Based on the gap between IP68 certification and field conditions, agencies should consider requiring the following supplementary tests in procurement specifications:
| Supplementary Test | Protocol | Pass Criteria | What It Validates |
|---|---|---|---|
| Thermal shock cycling | Min. 500 cycles: 45°C water → 5°C air (or 0°C in northern climate programs) | Zero water ingress after cycling | Seal resilience under real-world thermal stress |
| Soapy water immersion | 100 cycles of 10-min immersion in soapy water (standard body wash concentration) | Zero water ingress | Seal performance against surfactant-reduced surface tension |
| Accelerated aging | IP68 re-test after 500 hours at 50°C/85% RH (simulates 6-12 months of body wear) | IP68 pass at original spec | Seal material longevity under sustained heat and humidity |
| Field MTBF documentation | Vendor provides water-related MTBF from ≥10,000 device-months of corrections deployment | MTBF ≥ 24 months for water-related failures | Real-world reliability, not laboratory prediction |
These supplementary requirements serve a dual purpose: they validate device reliability and they filter out non-specialist manufacturers who cannot produce this data because they lack corrections deployment history. A manufacturer that has never deployed in any criminal justice environment — including their own domestic market — simply cannot provide field MTBF data from corrections programs.
How does waterproof reliability map to the vendor landscape?
The current ankle monitor market can be segmented by waterproof reliability track record:
- Tier 1 — Proven at scale (200,000+ deployments, 15-20+ years): BI Incorporated (GEO Group), SCRAM Systems, and REFINE Technology (CO-EYE) have accumulated enough field data to iteratively resolve every thermal cycling and seal degradation failure mode. These vendors’ water-related failure rates are typically below 2%. Their IP68 certification is backed by hundreds of thousands of device-years of operational validation
- Tier 2 — Proven in limited markets: Vendors with regional deployments (thousands to tens of thousands of devices) have partially validated their waterproofing but may not have encountered the full range of climate conditions. Agencies should request climate-specific deployment references
- Tier 3 — Certification without field validation: New entrants, consumer GPS companies, and manufacturers without corrections deployment history. IP68 certification exists on paper but has no field deployment backing. These vendors represent the highest waterproofing risk
Frequently Asked Questions
Does IP68 certification guarantee an ankle monitor is waterproof enough?
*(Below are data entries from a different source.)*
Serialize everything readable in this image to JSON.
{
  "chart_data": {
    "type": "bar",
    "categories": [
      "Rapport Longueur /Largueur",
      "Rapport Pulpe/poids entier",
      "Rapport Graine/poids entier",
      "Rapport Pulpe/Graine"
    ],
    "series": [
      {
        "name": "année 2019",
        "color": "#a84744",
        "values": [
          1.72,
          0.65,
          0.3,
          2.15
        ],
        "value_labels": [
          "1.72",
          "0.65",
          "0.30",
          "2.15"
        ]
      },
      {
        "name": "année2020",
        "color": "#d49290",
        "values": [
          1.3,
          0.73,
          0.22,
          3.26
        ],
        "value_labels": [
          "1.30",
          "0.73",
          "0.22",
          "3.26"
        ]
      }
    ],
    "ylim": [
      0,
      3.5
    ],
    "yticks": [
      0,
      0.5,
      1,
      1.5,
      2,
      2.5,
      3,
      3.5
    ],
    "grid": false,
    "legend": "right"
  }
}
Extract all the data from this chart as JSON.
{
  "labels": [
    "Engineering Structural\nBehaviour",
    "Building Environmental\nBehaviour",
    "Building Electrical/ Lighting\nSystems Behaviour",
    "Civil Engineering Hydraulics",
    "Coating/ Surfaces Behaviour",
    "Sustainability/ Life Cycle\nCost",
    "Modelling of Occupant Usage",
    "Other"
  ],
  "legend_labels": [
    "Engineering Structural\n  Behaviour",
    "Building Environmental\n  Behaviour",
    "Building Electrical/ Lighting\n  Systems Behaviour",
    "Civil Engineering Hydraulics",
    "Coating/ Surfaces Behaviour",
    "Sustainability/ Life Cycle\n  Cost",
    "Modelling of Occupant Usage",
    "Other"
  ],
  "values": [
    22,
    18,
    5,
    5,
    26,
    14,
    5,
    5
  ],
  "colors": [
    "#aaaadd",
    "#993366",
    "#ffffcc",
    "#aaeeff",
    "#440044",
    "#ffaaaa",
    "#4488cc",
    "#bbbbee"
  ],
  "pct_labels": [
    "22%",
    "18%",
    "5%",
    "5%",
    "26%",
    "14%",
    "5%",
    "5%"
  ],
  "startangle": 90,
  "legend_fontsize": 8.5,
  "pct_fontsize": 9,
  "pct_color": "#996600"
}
No. IP68 is a necessary minimum but tests only single-event submersion at stable temperature. Ankle monitors face daily thermal shock cycling, soapy water, continuous body heat, and mechanical stress over months — none of which IP68 tests. Agencies should require thermal shock testing data and field MTBF from corrections deployments.
What causes IP68-certified ankle monitors to fail in the field?
The primary failure mode is thermal shock: hot showers followed by cold air create rapid temperature swings that cause differential material expansion, negative-pressure water ingress, and progressive seal fatigue over hundreds of cycles. Laboratory IP68 testing at stable temperature does not detect this vulnerability.
How can procurement teams evaluate waterproof reliability?
Require supplementary thermal shock test data, soapy water immersion results, accelerated aging test reports, and field MTBF data from at least 10,000 device-months of corrections deployment. Vendors who cannot provide field deployment data lack the real-world validation that laboratory testing cannot replace.